Frankly, I didn’t think about it that much. And then the flood happened this spring. The governor ordered evacuation at MeritCare, and they had to move patients. ... When somebody gives you their patients for care, that’s a precious thing. After the flood was over, a couple weeks had passed. I just picked up the phone and called Roger. ... He said, “You know, maybe we should talk.”
A plane crashed in 1989 in Sioux City, and Sioux Falls people went there to help, but that didn’t lead to a merger. What’s the difference?
The difference in this is it’s all about Roger – Roger’s transition, Roger’s retirement.
Where will the headquarters be?
Does that work?
I think that will work fine. If it was Cincinnati and L.A., it probably wouldn’t, but we’re talking about three hours and 15 minutes.
One country in the world has two capitals – Bolivia – and I don’t know if that works too well.
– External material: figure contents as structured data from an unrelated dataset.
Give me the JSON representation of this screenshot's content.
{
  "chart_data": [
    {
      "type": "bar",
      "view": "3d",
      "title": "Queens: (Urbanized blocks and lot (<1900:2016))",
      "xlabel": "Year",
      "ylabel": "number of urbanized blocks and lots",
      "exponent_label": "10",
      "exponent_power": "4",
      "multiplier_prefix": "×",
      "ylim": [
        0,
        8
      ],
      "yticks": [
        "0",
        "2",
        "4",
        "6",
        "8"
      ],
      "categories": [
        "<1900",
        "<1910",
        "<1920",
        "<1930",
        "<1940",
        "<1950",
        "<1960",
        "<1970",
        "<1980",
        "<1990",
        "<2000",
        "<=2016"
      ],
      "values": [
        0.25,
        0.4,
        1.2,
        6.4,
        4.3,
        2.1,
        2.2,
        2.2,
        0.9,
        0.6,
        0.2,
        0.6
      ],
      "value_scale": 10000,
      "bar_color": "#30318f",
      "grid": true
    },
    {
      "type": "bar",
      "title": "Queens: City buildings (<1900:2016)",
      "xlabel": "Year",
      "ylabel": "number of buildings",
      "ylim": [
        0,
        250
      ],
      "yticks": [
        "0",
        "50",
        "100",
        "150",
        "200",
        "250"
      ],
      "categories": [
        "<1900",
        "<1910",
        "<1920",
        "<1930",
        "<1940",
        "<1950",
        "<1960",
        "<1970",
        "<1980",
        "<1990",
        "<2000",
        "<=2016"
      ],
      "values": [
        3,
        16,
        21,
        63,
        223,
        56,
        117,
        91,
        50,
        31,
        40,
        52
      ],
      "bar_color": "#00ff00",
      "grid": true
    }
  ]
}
Why will you have two headquarters?
There are perceptual reasons and practical reasons. These two systems ... are big enough that they both warrant corporate infrastructure above for accountability, for oversight, for direction. And there’s no reason to duplicate that, and so we will just use – what was Henry Kissinger? – shuttle diplomacy. We’ll use that model, and that will work just fine.
What does a merger do to your plan to build a hospital in Aberdeen?
This accelerates our plans in Aberdeen. We’ve agreed to move forward ... with construction one year after we break ground on the heart hospital here, which is the next 60 days. So a year from this fall we’ll break ground up there.
You hope a merger helps raise you to a new level of medical procedures. Is your hope to not hear people saying anymore, “I’m going to the Mayo Clinic for that”?
That would be nice.
Would this have happened without Denny Sanford’s $400 million?
No. The reputation and momentum created by Denny’s gift has allowed us to do things that capture the imagination of people like Roger Gilbertson. ... Second, the balance sheet is enhanced so significantly by Denny’s gift. It creates something for anyone we get into business with. Access to capital, a great bond rating, which lowers our borrowing costs. It assures survival. It creates more identity. These are inescapable realities of Denny’s gift.
You made $21 million in ’09. MeritCare lost $13 million in ’08, then made $2 million in ’09. Are you rescuing MeritCare?
If that was the snapshot in time that everybody froze on, I’d have to concur with you. But there have been years MeritCare far exceeded the business performance of Sanford.
Can you get too big?
Big in health care has been going on since the 1980s. The government’s policy drives behavior in the industry. ... The government wants to deal with large, regional, accountable health plans. So the incentives are on the table for merger and consolidation. ... That’ll continue to happen. ... I don’t know where that stops.
Why the name Sanford-MeritCare?
It starts with a name of a person, and then a description. The person had to come first. If it was Johnson and Anderson we might have a problem. But this is like “Ford: Quality Is Job One.” This is the same way: Sanford-MeritCare.